Écluse et déversoir à Uitkijk dans le canal allant du fleuve Suriname à la rivière Saramacca.
Photo Luuk Kramer

Le complexe du barrage Jagir dans la ville indonésienne de Surabaya.
Photo Luuk Kramer
Travaux sur une protection contre les inondations à New York, l’East Side Coastal Resiliency, conçu par le cabinet néerlandais One Architecture.
Photo Luuk Kramer
L’ancien polder « néerlandais » de Waterloo, près de Nieuw-Nickerie, au Suriname.
Photo Luuk Kramer

Cependant, les choses ne se sont pas toujours bien passées. À la fin du XIXe siècle, Johannis de Rijke construisit un long canal près de Kyoto pour acheminer par bateau les produits agricoles et horticoles vers la ville. Mais il s’est retrouvé plusieurs mètres trop bas et a dû construire un « ascenseur à bateau » pour combler la différence de hauteur. De Rijke était également une figure bien connue de la fonction publique japonaise, qui a travaillé notamment dans les ports d’Osaka, de Yokohama et de Tokyo. Après sa mort, il reçut une statue près de Nagoya et sa tombe au cimetière Zorgvlied d’Amsterdam est encore visitée chaque année par une délégation.

Son contemporain et ancien patron CJ van Doorn est également toujours honoré au Japon. Les écoliers découvrent son existence et lui aussi reçoit une statue en bronze. Pendant la Seconde Guerre mondiale, la population locale a enlevé cette statue et l’a enterrée dans la forêt, craignant qu’elle ne soit confisquée par les autorités pour fabriquer des balles. La photo montre que la statue est revenue sur son piédestal après la guerre.

Les Néerlandais sont toujours les plombiers du monde, depuis l’énorme barrage de Brokopondo au Suriname jusqu’à une nouvelle promenade fluviale à Recife, au Brésil. Les Pays-Bas s’y sont installés en 1630 et y ont pratiqué la traite des esclaves, mais les pays travaillent désormais ensemble sur un plan de développement durable pour des voies navigables propres. Et après les ouragans Katrina à la Nouvelle-Orléans et Sandy à New York, les concepteurs et ingénieurs néerlandais sont étroitement impliqués dans la nouvelle infrastructure, comme la combinaison de murs anti-inondation et de verdure publique qui protégeront le bas de Manhattan contre le prochain Sandy. Dans ces projets pour New York, avec lesquels le livre se termine, on voit émerger une nouvelle réflexion sur notre gestion de l’eau : moins de béton dur, plus de mesures douces comme les bancs de sable et les forêts de mangroves.

Les Néerlandais ceci, les Néerlandais cela… L’héroïsme de l’ingénierie se cache.
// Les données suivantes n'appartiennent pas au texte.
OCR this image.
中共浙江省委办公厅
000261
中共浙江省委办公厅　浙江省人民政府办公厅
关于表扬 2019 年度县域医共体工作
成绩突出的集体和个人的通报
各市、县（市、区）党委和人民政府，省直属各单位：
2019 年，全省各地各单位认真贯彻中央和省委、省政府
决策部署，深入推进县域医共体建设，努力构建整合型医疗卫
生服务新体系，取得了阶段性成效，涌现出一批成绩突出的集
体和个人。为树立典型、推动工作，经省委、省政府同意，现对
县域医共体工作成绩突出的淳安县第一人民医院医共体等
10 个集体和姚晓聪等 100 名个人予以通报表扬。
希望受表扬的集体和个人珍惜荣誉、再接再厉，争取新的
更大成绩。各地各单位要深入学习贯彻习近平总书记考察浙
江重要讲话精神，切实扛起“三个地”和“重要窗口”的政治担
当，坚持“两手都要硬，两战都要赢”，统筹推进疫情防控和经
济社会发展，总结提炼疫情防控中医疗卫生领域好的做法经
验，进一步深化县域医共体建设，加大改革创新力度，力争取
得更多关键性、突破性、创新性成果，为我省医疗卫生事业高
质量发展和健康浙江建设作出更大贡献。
Mais le photographe et les experts locaux qui écrivent sur ces huit pays savent comment les éviter. On se rend de plus en plus compte qu’il y a aussi un côté colonial sombre dans nombre de ces projets. Après tout, ils ont été construits pour le compte de ceux qui étaient au pouvoir – dans les colonies, c’étaient les Néerlandais eux-mêmes. Et aujourd’hui encore, les « watermen » sont parfois accusés d’une attitude néocoloniale lorsqu’ils travaillent à l’étranger.

En plus d’être des prouesses techniques, les barrages et les digues sont aussi des expressions de pouvoir, de politique et de conflit. Qui a accès à l’eau potable pour boire et cultiver de la nourriture ? Qui est protégé des inondations et qui ne l’est pas ? Qui décide, qui paie ? L’eau est un vortex de processus sociaux et ces ouvrages hydrauliques en sont la manifestation physique.

La première partie achevée du Big U à Stuyvesant Cove Park, conçue par le cabinet néerlandais One Architecture. Une structure en forme de U autour de la partie sud de Manhattan qui protège la ville basse et densément peuplée grâce à un mur de soutènement en béton. À côté de FDR Drive se trouve une piste cyclable et pédestre séparée du parc par le mur de soutènement. Pour éviter les graffitis, le mur de soutènement en béton est entièrement enveloppé d’un film plastique.
Photo Luuk Kramer

Plusieurs barrages et barrages ont été construits dans la rivière Jōganji près d’Omi pour protéger la population de la ville de Toyama en aval (vers 1885).
Photo Luuk Kramer
Entrée du système de canaux, conçu par ir. van Doorn vers 1890, qui amène l’eau du lac Iniwashiro jusqu’à la plaine de Koriyama, rendant cette plaine sèche et aride fertile.